I suppose the root of these Saturday night sledgehammers to the head is really nothing more (or less) than something like, How on earth could anything so small ever say anything about something true or useful about something so big?! This flash of vapor presuming to speak about the one who underwrites all of existence from second to second? This grain of sand talking about the one who flung the constellations into the sky, who thought up mountains and oceans and deserts and, well, everything? This little finite, fallen, fragile creature who loves so intermittently, who believes so limply, who obeys so erratically, speaking about unspeakable things like divine love and forgiveness and mercy and salvation. . . . Absurd.
When all this comes rushing in on Saturday night, I usually end up thinking, You fool! Do you have any idea what you are doing?! Do you have even the remotest clue of what it means to open your mouth and talk about God?! Perhaps you should just stop writing and stop talking! Perhaps just shutting up would be the best thing you could do for God tomorrow.

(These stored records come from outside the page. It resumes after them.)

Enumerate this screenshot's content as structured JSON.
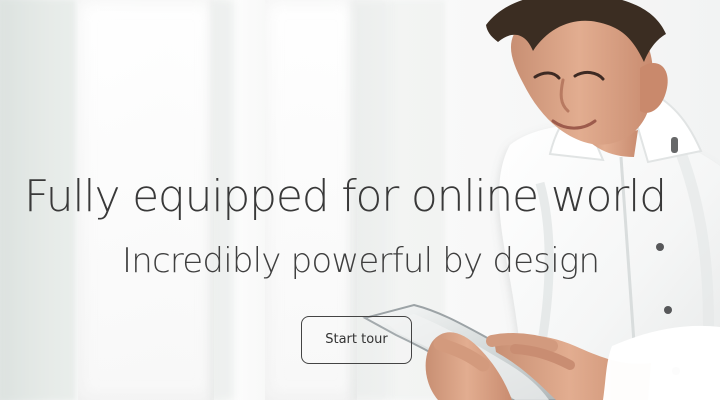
{
  "hero": {
    "headline": "Fully equipped for online world",
    "subheadline": "Incredibly powerful by design",
    "button_label": "Start tour"
  },
  "illustration": {
    "subject": "man using tablet",
    "shirt_color": "#ffffff",
    "tablet_color": "#dadfe0",
    "skin_color": "#d8a182",
    "hair_color": "#3b2d22"
  }
}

The only comfort that I can take in these moments where it seems preposterous to say anything about God is that God has said something about God, and that that something looks and sounds like Jesus.
And so, when I have just about managed to talk myself out of talking about God, I think about Jesus. I try to imagine him looking over my shoulder as I assemble my wordy artifacts. I imagine him smiling or putting his arm around me. I imagine him standing beside me when I get up in front of people and presume to speak about him. I imagine him raising his eyebrows from time to time (um, well, not really, but nice try kid) or laughing a little. I imagine him forgiving me in advance for whatever combination of hubris, truth, error, and goodness might happen to come tumbling out of my mouth. I imagine him turning my words into something better than they are for those who hear. I’m sometimes even brave enough to imagine him saying something like, “Well done. You did your best. My church has heard far better sermons over the years, but it has also survived far worse. I’m proud of you for giving it a shot.”
And then, as I am mentally collapsing into relief, Jesus says, “Oh, and don’t forget that my voice has other ways of going out into the earth besides words.”